Brumbles appears across multiple self-reported groups in the Census data. The largest shares in the 2020 file are White (92.5%), Two or More Races (4.7%), Black (0.9%). For 2020, the source file also published raw headcounts for each group, which is why this page can show both percentages and counts in the ancestry section.
Yes. This page is using the latest surname file currently loaded on Name Census, which is 2020. The historical section above also keeps any older Census surname entries we have for Brumbles (2000, 2010, 2020).
No. The Census Bureau only publishes surnames that appeared at least 100 times in a given decennial Census. That means very rare surnames are excluded entirely, and a surname can appear in one Census release but disappear from a later one if it falls below the reporting threshold.
There are two main reasons: rounding and suppression. The Census Bureau rounds published values, and it may suppress very small cells to protect privacy. For 2020, the Bureau also published raw group counts rather than direct percentages, so Name Census converts those counts back into shares for comparability across census years.

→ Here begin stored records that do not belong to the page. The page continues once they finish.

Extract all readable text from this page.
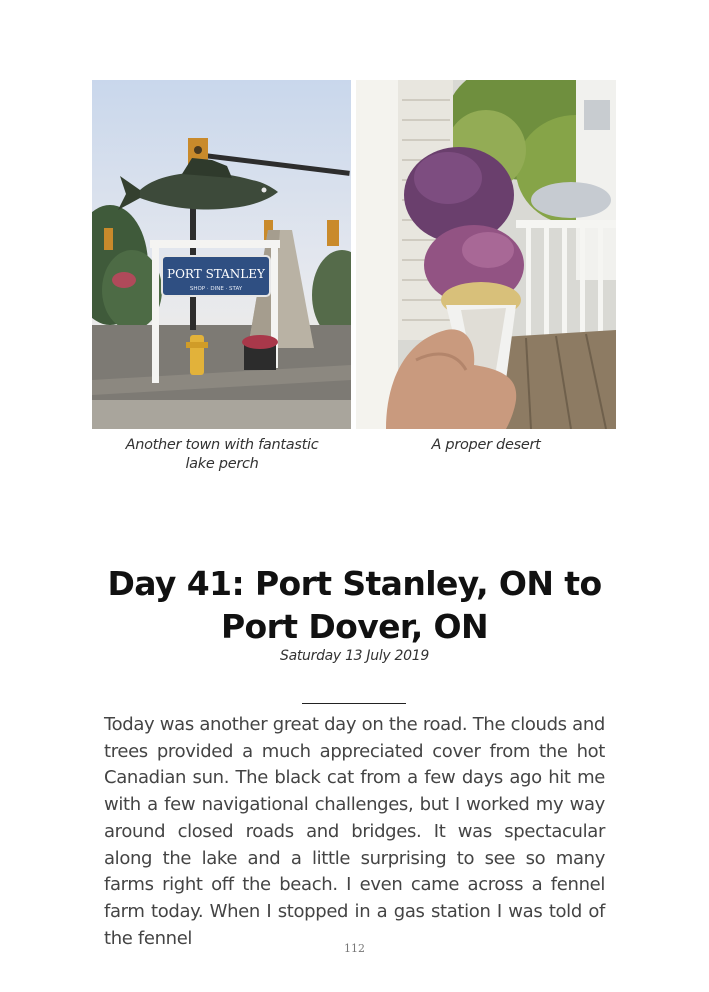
PORT STANLEY
SHOP · DINE · STAY
Another town with fantastic lake perch
A proper desert
Day 41: Port Stanley, ON to Port Dover, ON
Saturday 13 July 2019
Today was another great day on the road. The clouds and trees provided a much appreciated cover from the hot Canadian sun. The black cat from a few days ago hit me with a few navigational challenges, but I worked my way around closed roads and bridges. It was spectacular along the lake and a little surprising to see so many farms right off the beach. I even came across a fennel farm today. When I stopped in a gas station I was told of the fennel	112
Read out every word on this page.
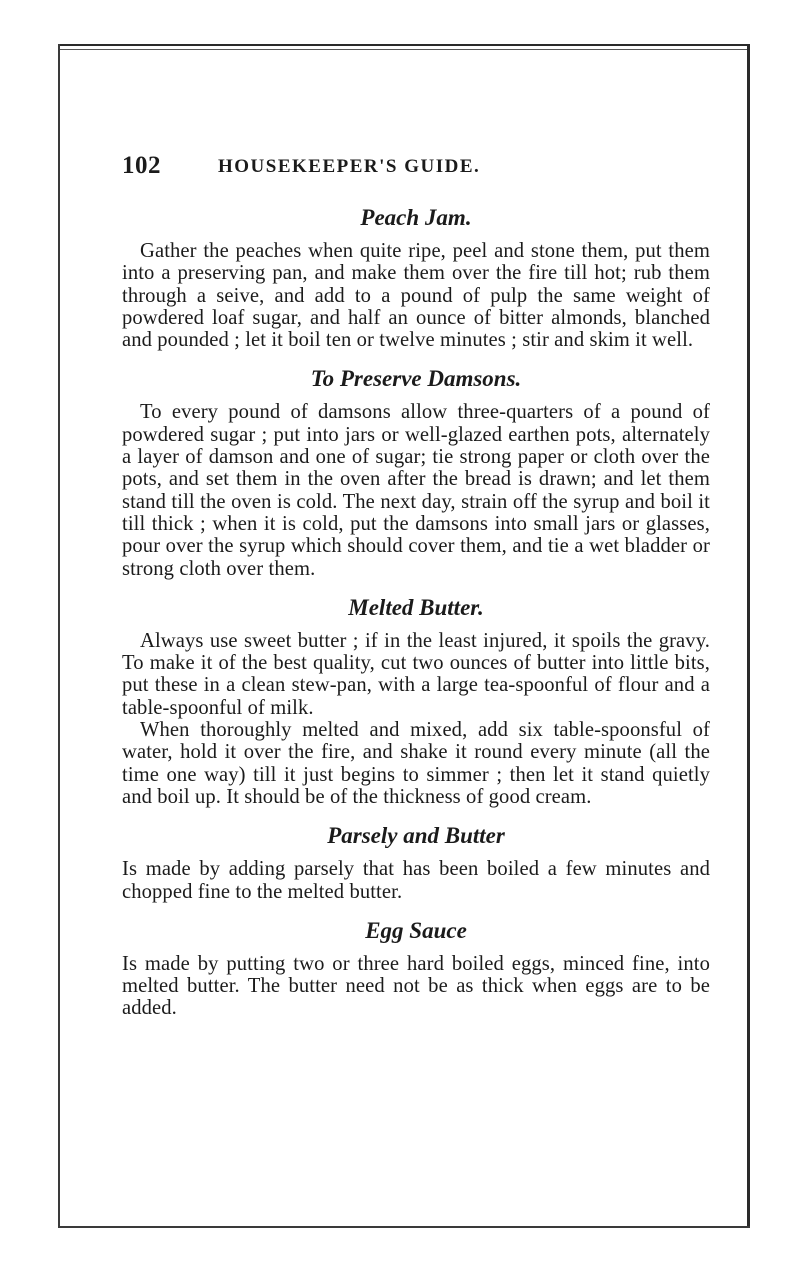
102	HOUSEKEEPER'S GUIDE.
Peach Jam.

Gather the peaches when quite ripe, peel and stone them, put them into a preserving pan, and make them over the fire till hot; rub them through a seive, and add to a pound of pulp the same weight of powdered loaf sugar, and half an ounce of bitter almonds, blanched and pounded ; let it boil ten or twelve minutes ; stir and skim it well.

To Preserve Damsons.

To every pound of damsons allow three-quarters of a pound of powdered sugar ; put into jars or well-glazed earthen pots, alternately a layer of damson and one of sugar; tie strong paper or cloth over the pots, and set them in the oven after the bread is drawn; and let them stand till the oven is cold. The next day, strain off the syrup and boil it till thick ; when it is cold, put the damsons into small jars or glasses, pour over the syrup which should cover them, and tie a wet bladder or strong cloth over them.

Melted Butter.

Always use sweet butter ; if in the least injured, it spoils the gravy. To make it of the best quality, cut two ounces of butter into little bits, put these in a clean stew-pan, with a large tea-spoonful of flour and a table-spoonful of milk.

When thoroughly melted and mixed, add six table-spoonsful of water, hold it over the fire, and shake it round every minute (all the time one way) till it just begins to simmer ; then let it stand quietly and boil up. It should be of the thickness of good cream.

Parsely and Butter

Is made by adding parsely that has been boiled a few minutes and chopped fine to the melted butter.

Egg Sauce

Is made by putting two or three hard boiled eggs, minced fine, into melted butter. The butter need not be as thick when eggs are to be added.
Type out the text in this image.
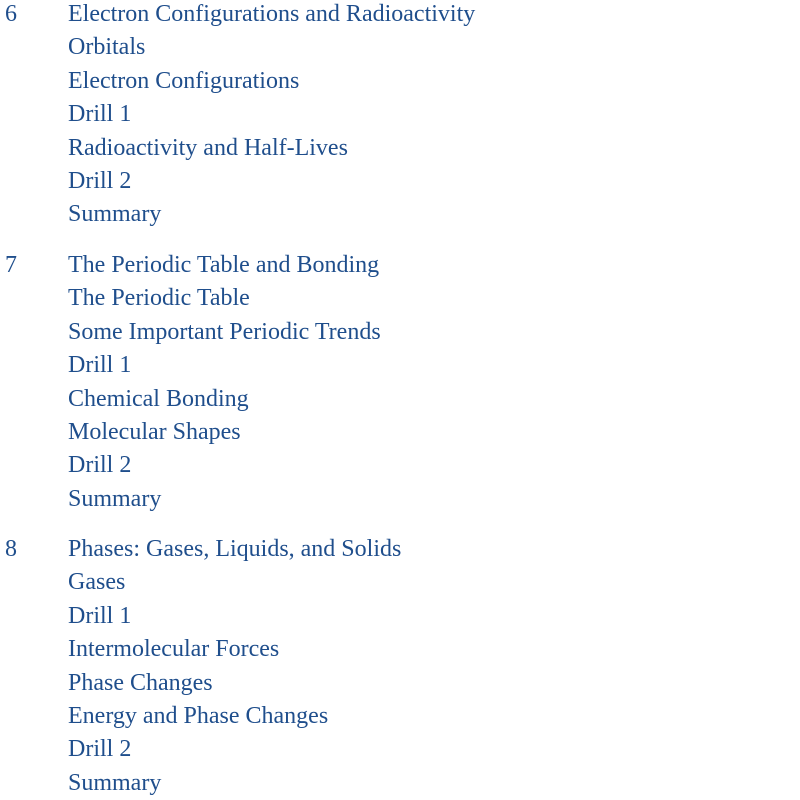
6 Electron Configurations and Radioactivity
Orbitals
Electron Configurations
Drill 1
Radioactivity and Half-Lives
Drill 2
Summary
7 The Periodic Table and Bonding
The Periodic Table
Some Important Periodic Trends
Drill 1
Chemical Bonding
Molecular Shapes
Drill 2
Summary
8 Phases: Gases, Liquids, and Solids
Gases
Drill 1
Intermolecular Forces
Phase Changes
Energy and Phase Changes
Drill 2
Summary
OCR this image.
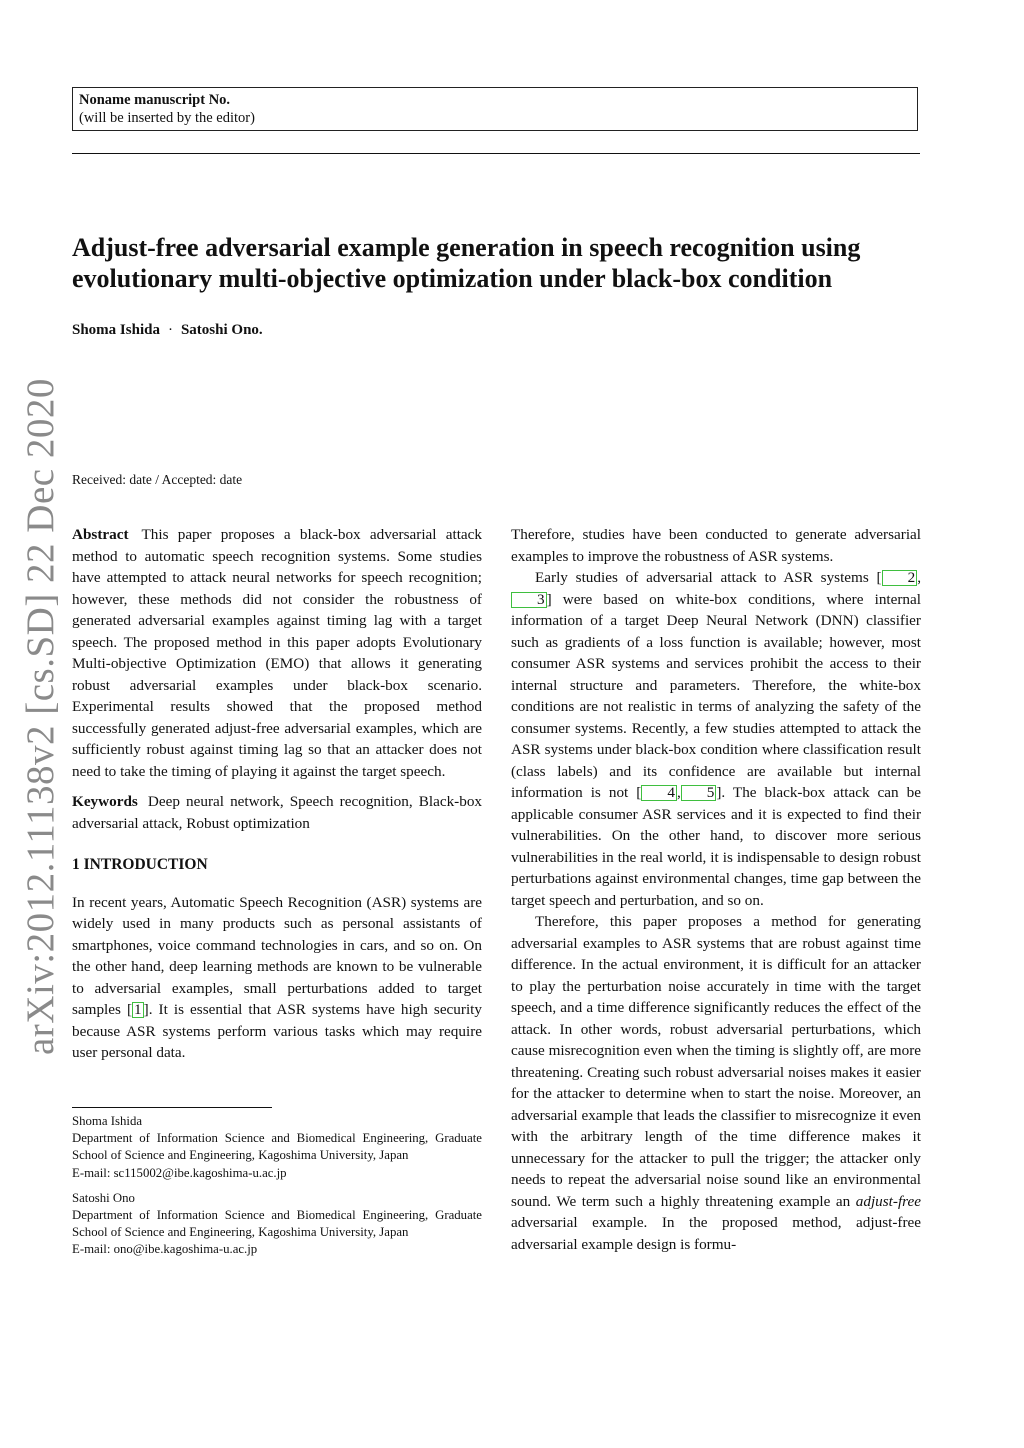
Noname manuscript No.
(will be inserted by the editor)
Adjust-free adversarial example generation in speech recognition using evolutionary multi-objective optimization under black-box condition
Shoma Ishida · Satoshi Ono.
Received: date / Accepted: date
arXiv:2012.11138v2 [cs.SD] 22 Dec 2020 Abstract This paper proposes a black-box adversarial attack method to automatic speech recognition systems. Some studies have attempted to attack neural networks for speech recognition; however, these methods did not consider the robustness of generated adversarial examples against timing lag with a target speech. The proposed method in this paper adopts Evolutionary Multi-objective Optimization (EMO) that allows it generating robust adversarial examples under black-box scenario. Experimental results showed that the proposed method successfully generated adjust-free adversarial examples, which are sufficiently robust against timing lag so that an attacker does not need to take the timing of playing it against the target speech.

Keywords Deep neural network, Speech recognition, Black-box adversarial attack, Robust optimization

1 INTRODUCTION

In recent years, Automatic Speech Recognition (ASR) systems are widely used in many products such as personal assistants of smartphones, voice command technologies in cars, and so on. On the other hand, deep learning methods are known to be vulnerable to adversarial examples, small perturbations added to target samples [ 1 ]. It is essential that ASR systems have high security because ASR systems perform various tasks which may require user personal data.

Shoma Ishida

Department of Information Science and Biomedical Engineering, Graduate School of Science and Engineering, Kagoshima University, Japan

E-mail: sc115002@ibe.kagoshima-u.ac.jp

Satoshi Ono

Department of Information Science and Biomedical Engineering, Graduate School of Science and Engineering, Kagoshima University, Japan

E-mail: ono@ibe.kagoshima-u.ac.jp

Therefore, studies have been conducted to generate adversarial examples to improve the robustness of ASR systems.

Early studies of adversarial attack to ASR systems [ 2 ,3 ] were based on white-box conditions, where internal information of a target Deep Neural Network (DNN) classifier such as gradients of a loss function is available; however, most consumer ASR systems and services prohibit the access to their internal structure and parameters. Therefore, the white-box conditions are not realistic in terms of analyzing the safety of the consumer systems. Recently, a few studies attempted to attack the ASR systems under black-box condition where classification result (class labels) and its confidence are available but internal information is not [ 4 , 5 ]. The black-box attack can be applicable consumer ASR services and it is expected to find their vulnerabilities. On the other hand, to discover more serious vulnerabilities in the real world, it is indispensable to design robust perturbations against environmental changes, time gap between the target speech and perturbation, and so on.

Therefore, this paper proposes a method for generating adversarial examples to ASR systems that are robust against time difference. In the actual environment, it is difficult for an attacker to play the perturbation noise accurately in time with the target speech, and a time difference significantly reduces the effect of the attack. In other words, robust adversarial perturbations, which cause misrecognition even when the timing is slightly off, are more threatening. Creating such robust adversarial noises makes it easier for the attacker to determine when to start the noise. Moreover, an adversarial example that leads the classifier to misrecognize it even with the arbitrary length of the time difference makes it unnecessary for the attacker to pull the trigger; the attacker only needs to repeat the adversarial noise sound like an environmental sound. We term such a highly threatening example an adjust-free adversarial example. In the proposed method, adjust-free adversarial example design is formu-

A habitational surname derived from a place named Brumbles. The fuller origin note on this page goes into more detail.
All surname statistics on Name Census are drawn from the US Census Bureau's decennial surname frequency tables. These files list every surname that appeared 100 or more times in the 2020 Census, along with a count, a per-100,000 rate, and a self-reported demographic breakdown. You can read the full explanation on our methodology page.
For surnames, Name Census does not age cohorts the way it does for first names. Instead, it takes the Census Bureau's published frequency for Brumbles (0.04 per 100,000) and applies that rate to the current U.S. resident population to estimate how many living Americans have the surname today.
HowManyOfMe.org, our sister site, answers that with the living-bearer count in one glance.